With more than 3,700 restaurants, DineEquity (DIN)--the parent company of Applebee’s and IHOP--is one of the largest full-service restaurant companies in the world. And it just kicked off one of the biggest transformations in the casual dining space.

Chairman and CEO Julia Stewart launched Applebee’s new menu and offerings on Monday, the culmination of a $75 million investment across its approximately 2,000 franchised Applebee’s locations.

Stewart joined Yahoo Finance to discuss the significant transformation, which marks a more significant move from other efforts the company has made in the past.

“All of the work we’ve been doing the last couple of years is what I call foundational work,” she said. “It’s just not big enough news. It has to be a big deal. It has to change the story and the perception, and that’s why we’ve launched this. We need bigger stories and bigger initiatives that really the consumer notices in a big way.”

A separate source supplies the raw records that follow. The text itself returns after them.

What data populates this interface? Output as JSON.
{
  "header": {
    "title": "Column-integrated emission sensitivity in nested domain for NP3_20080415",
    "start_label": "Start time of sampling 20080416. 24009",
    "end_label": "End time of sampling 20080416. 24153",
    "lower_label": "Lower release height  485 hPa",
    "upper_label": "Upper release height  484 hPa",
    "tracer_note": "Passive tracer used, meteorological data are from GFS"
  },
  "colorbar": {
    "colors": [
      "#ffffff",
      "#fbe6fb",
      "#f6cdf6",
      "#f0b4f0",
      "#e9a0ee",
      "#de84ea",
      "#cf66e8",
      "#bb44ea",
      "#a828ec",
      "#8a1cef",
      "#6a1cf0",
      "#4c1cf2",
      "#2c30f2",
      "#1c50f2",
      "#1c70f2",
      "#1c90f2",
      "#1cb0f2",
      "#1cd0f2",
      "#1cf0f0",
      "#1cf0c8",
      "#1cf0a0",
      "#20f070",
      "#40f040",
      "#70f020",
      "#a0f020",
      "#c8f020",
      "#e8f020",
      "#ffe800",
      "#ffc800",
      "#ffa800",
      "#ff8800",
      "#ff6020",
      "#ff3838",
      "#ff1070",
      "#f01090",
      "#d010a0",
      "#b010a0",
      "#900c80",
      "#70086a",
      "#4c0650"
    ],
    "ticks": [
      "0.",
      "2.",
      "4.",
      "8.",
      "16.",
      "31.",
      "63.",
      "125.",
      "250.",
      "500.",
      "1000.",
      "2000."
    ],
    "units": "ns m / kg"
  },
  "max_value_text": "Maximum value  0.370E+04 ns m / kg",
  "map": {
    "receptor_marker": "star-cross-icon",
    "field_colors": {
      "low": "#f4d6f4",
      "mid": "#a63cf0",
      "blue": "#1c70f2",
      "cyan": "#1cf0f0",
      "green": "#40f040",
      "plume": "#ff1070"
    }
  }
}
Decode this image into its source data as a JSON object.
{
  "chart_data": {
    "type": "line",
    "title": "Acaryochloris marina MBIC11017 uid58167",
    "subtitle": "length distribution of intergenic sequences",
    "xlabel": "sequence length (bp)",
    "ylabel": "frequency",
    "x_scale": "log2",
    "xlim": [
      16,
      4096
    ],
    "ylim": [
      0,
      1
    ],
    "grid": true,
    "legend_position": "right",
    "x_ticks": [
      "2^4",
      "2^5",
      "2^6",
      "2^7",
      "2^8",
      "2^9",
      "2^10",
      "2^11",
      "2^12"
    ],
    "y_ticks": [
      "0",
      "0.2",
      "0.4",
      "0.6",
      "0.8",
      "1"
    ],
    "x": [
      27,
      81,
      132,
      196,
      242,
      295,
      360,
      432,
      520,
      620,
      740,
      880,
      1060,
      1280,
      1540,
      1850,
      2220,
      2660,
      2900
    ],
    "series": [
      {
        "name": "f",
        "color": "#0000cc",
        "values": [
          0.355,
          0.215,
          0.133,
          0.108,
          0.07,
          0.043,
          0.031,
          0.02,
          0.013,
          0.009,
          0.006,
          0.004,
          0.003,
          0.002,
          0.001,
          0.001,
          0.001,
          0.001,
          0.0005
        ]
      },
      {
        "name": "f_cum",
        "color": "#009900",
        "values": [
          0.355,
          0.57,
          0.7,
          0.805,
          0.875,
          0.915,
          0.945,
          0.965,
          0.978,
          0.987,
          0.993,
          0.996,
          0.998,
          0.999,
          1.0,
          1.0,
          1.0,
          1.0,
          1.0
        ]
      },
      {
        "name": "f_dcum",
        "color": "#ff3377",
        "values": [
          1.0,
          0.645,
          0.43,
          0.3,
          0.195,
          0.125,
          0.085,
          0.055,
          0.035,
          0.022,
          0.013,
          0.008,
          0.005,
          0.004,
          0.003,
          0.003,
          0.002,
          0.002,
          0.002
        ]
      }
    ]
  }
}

Applebee’s, whose first quarter comparable store sales declined 3.7%, has lost market share over the past few years.

 

Stewart said that the wood-fired grills and menu overhaul marks its most transformative product launch, and it kicks off a real transformation at the company.

“We look at this whole initiative as beginning to really change the story at Applebee’s,” Stewart said. “This one thing doesn’t change everything, but the franchisees and we have spent about $75 million in literally installing a wood fired grill in every single restaurant and literally teaching over 6,000 folks in the back of the house to cut steaks by hand. So that whole initiative--hand cut wood fired steaks which started this past Monday begins to change the story about Applebee’s and the trajectory of sales.”

 

Analysts are banking on a turnaround in the second half of 2016 for Applebee’s sales, which have been weighing down performance. “This should make the stock a more attractive opportunity for investors willing to look through what likely will be a challenged Q2,” according to Nomura’s Mark Kalinowski.

“It starts with the experience you have when you go into the restaurant,” Stewart said. “So if the service is better and the food is better, you begin to think differently about the brand, you tell 5 people, those 5 people tell 20 people. And then our brand new advertising that started this past Monday reinforces that whole notion that things are different at Applebee’s. That’s how it starts. It takes time but I have every confidence in the world.”

Meanwhile, the company is “paying you to wait,” sporting among the highest dividend yields in its group.

As for the consumer? Stewart says it’s all about value.

“I think the consumer wants a $30 experience for $13.75. I do think there’s a tremendous focus on price-value. Maybe more today than five years ago. Nothing we can’t deliver.”